For almost 13 years, representatives from some 160 countries had to struggle to reach this agreement. Over the course of that time observers over and over again declared the talks to be dead. But now the deal is done, and it's like a small miracle. The Doha round, which was initiated 12 years ago, has finally achieved a multilateral agreement to lower trade barriers.
The goal of the process first and foremost is to help integrate developing countries more into global trade. But for a long time during those past years, there was no progress whatsoever. Industrialized and developing countries were stuck without the will to come to an agreement. Yet over time, the lines between the so-called third-world and first-worlds have become somewhat blurred.
India is a good example to illustrate that. For almost an entire week, the country was described as the one player blocking progress in Bali. That's because India buys up rice and grain reserves to fight hunger in the country. This is a form of subsidy and therefore against WTO regulations. It's not just the industrialized nations that were complaining about this, though - countries like Thailand and Bangladesh worry that the subsidized rice or grain might find its way onto their markets.
A foul compromise?
The eventual agreement is a compromise allowing India - where some 40 percent of children suffer from malnutrition - to build up a national food reserve, albeit with a number of limitations. The deal also makes it clear that this is an exception - other countries will not be allowed to follow India's example. However, NGOs are complaining that this was a foul compromise and a setback in the international struggle against hunger and malnutrition. For them it seems to be clear that free trade and food security simply don't go together.
But it's not that simple. One would also have to pose the question whether the fight against hunger would be any better off without the Bali agreement. Probably not.
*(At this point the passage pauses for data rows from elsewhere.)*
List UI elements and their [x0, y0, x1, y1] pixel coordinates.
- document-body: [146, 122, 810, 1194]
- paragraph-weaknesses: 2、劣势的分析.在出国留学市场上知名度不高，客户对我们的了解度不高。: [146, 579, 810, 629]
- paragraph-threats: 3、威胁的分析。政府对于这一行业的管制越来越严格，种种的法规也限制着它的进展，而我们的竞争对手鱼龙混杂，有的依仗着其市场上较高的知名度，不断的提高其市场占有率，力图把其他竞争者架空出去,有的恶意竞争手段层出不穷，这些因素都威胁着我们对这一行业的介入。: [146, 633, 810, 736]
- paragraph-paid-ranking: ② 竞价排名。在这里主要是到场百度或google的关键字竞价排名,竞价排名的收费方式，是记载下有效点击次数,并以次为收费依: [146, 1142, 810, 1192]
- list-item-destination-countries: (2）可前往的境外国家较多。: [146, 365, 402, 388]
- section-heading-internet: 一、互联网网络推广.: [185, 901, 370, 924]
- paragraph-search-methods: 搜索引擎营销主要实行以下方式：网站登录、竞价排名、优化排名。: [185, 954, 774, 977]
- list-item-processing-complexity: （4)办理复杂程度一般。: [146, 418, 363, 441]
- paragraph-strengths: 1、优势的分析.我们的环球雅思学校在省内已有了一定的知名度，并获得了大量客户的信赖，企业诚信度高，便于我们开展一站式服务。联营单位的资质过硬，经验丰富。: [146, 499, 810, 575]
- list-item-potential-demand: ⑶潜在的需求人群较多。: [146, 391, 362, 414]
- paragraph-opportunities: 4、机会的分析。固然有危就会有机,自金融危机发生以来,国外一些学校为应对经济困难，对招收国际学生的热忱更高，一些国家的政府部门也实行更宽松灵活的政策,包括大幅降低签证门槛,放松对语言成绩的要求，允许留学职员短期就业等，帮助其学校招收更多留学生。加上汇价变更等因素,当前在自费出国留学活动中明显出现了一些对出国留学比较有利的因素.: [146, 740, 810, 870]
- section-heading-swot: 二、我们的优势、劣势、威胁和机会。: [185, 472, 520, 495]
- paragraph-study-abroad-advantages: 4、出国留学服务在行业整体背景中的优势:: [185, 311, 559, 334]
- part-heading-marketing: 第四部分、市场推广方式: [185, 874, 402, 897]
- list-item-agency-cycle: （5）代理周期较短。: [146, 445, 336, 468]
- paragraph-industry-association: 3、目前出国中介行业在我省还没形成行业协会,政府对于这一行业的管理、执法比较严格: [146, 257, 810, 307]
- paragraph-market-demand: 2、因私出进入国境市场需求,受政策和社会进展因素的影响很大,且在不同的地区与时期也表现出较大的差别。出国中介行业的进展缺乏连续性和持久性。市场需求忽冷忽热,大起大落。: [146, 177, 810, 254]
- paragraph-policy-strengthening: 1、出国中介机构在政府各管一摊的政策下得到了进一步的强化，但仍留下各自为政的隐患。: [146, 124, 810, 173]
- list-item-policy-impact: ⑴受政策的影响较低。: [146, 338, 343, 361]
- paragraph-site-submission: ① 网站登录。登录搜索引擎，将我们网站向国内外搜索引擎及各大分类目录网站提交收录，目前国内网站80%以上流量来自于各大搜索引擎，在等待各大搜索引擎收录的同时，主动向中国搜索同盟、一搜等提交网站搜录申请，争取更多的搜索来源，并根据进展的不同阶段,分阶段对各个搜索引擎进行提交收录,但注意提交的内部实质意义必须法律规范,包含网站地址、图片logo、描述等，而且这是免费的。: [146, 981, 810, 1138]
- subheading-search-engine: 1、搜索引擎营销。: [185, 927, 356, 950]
Economists have suggested that an agreement along the Doha lines would generate some 1,000 billion dollars in additional income - especially in the developing world. And rising income levels are the best means in the struggle against hunger.
Realistic growth prospects
It's clear that many observers see this figure as mere propaganda by the West - in order to first achieve a lowering of trade barriers only to then flood the developing world with its products. Those critics need to understand that the growth in income is in fact realistic thanks to the Doha process.
And that's because Bali was not only about Indian wheat or rice. Trade ministers from 159 countries have in the end signed a package of ten separate agreements, ranging from agriculture to financial services, from patents and customs to simplifying bureaucracy. This will in many respects boost growth - also and particularly in the developing world.
And it's important not to forget that the Doha process is a multilateral agreement where the advantages are for all the member states. This is what made the negotiations so difficult but on the other hand has prevented any form of discrimination. Meanwhile, bilateral and regional trade agreements that have sprung up over time usually discriminate against those who are not part of the deal. And when a bilateral deal is between a developing and an industrialized country, who's to say that the agreement will be just and fair?
Many observers might see the compromise with India as a bad deal. But on the other hand the compromise is what made the Bali agreement possible and this will bring plenty of advantages in many other fields - not just for a small number of countries like in regional agreements but for 159 countries around the globe. And that's not just better than nothing but a historic success in the fight against protectionism.